Saturday, June 9, 2007

Tunnel Takes A Different Kind Of Toll


If you're headed for a tunnel that's 13 feet tall and you're truck is 13 feet six inches, you're headed for big trouble. That small fact didn't occur to to Gilberto Cantu, a Texas truck driver, as he approached the New Jersey entrance of the Lincoln Tunnel in his rig loaded with bathtubs, toilets and plumbing fixtures.

As reported in the NY Times, Mr. Cantu drove the entire 1.5 miles of the tunnel from Weehawken, N.J., to Manhattan, tearing his way under the Hudson River in the tunnel’s center tube and peeling back the roof of his tractor-trailer as if it were a tin can. No one was injured, but an undetermined number of decorative tunnel ceiling tiles were ripped off.

It was unclear why Mr.

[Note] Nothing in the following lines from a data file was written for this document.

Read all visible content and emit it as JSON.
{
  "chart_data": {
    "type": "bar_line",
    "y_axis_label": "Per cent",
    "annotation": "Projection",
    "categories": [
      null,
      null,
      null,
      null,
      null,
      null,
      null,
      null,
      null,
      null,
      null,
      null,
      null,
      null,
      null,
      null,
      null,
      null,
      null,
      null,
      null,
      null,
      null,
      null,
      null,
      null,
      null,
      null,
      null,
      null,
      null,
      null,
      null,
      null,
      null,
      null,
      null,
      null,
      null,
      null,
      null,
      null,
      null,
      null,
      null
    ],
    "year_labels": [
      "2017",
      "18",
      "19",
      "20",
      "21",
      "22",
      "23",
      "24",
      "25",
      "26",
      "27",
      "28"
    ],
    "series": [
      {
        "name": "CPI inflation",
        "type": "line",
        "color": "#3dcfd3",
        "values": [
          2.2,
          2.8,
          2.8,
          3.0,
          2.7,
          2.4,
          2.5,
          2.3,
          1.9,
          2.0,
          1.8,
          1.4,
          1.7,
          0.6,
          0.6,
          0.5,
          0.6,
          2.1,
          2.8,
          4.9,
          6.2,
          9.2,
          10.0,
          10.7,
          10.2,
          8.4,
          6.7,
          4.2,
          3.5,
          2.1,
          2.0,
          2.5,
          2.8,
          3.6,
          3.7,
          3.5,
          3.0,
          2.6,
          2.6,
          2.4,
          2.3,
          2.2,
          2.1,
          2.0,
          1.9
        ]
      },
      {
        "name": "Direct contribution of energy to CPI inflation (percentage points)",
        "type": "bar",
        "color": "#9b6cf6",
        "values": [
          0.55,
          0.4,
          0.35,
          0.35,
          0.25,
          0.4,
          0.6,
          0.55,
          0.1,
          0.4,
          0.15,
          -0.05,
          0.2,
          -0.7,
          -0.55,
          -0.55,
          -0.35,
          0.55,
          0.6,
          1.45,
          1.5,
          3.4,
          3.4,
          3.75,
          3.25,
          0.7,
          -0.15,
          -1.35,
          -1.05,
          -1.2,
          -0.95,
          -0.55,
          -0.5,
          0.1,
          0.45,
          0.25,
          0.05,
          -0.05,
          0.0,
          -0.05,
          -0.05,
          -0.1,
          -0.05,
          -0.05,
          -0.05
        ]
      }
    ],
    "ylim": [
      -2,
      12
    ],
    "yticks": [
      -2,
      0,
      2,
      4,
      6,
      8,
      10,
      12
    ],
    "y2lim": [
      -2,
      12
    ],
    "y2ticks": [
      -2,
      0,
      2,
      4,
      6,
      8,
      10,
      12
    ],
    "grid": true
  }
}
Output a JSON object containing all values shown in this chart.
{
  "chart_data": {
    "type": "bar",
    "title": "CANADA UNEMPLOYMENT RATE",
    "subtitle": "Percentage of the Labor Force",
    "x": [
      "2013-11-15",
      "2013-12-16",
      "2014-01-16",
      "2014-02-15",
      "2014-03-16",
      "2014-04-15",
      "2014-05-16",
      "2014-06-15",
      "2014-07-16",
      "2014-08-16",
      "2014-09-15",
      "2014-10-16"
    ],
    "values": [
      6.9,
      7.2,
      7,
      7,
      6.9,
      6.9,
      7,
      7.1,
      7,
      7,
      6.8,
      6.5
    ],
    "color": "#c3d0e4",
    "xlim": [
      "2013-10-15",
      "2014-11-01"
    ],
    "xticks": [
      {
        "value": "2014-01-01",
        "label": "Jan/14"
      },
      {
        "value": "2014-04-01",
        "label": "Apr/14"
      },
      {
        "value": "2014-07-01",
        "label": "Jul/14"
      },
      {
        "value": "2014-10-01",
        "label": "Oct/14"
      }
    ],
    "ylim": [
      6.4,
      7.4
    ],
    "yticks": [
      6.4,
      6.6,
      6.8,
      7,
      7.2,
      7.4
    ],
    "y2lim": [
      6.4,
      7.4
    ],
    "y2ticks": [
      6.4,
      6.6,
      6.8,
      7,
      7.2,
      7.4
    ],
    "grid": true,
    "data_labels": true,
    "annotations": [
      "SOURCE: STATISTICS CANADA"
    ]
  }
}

Cantu did not heed several flashing signs and a orders to stop blasted from a loudspeaker, according to Steve Coleman, a spokesman for the Port Authority of New York and New Jersey, which operates the tunnel. “There were enough bells and whistles going off that this should not have happened,” Mr. Coleman said. “He told the officers he didn’t know where he was going.”

Mr. Coleman said trucks were turned back for exceeding the height limit about once a week. Roy Guzman, the safety director of U.S.A. Logistics Carriers of McAllen, Tex., Mr. Cantu’s employer, said in a telephone interview that “it was just a bad call” by Mr. Cantu. “He misjudged the height of the tunnel, and once he was inside it he didn’t realize the damage he was doing.”

Mr. Cantu, of Edinburg, Tex., declined to comment. He was issued nine misdemeanor moving violations, including reckless driving, failure to obey a traffic signal and failure to obey an officer’s command. “This is going to cost us, and it’s going to cost him,” Guzman said. Whether that means Mr. Cantu will lose his job “has been discussed, but we have to wait and see until we have a talk with him,” Mr. Guzman added.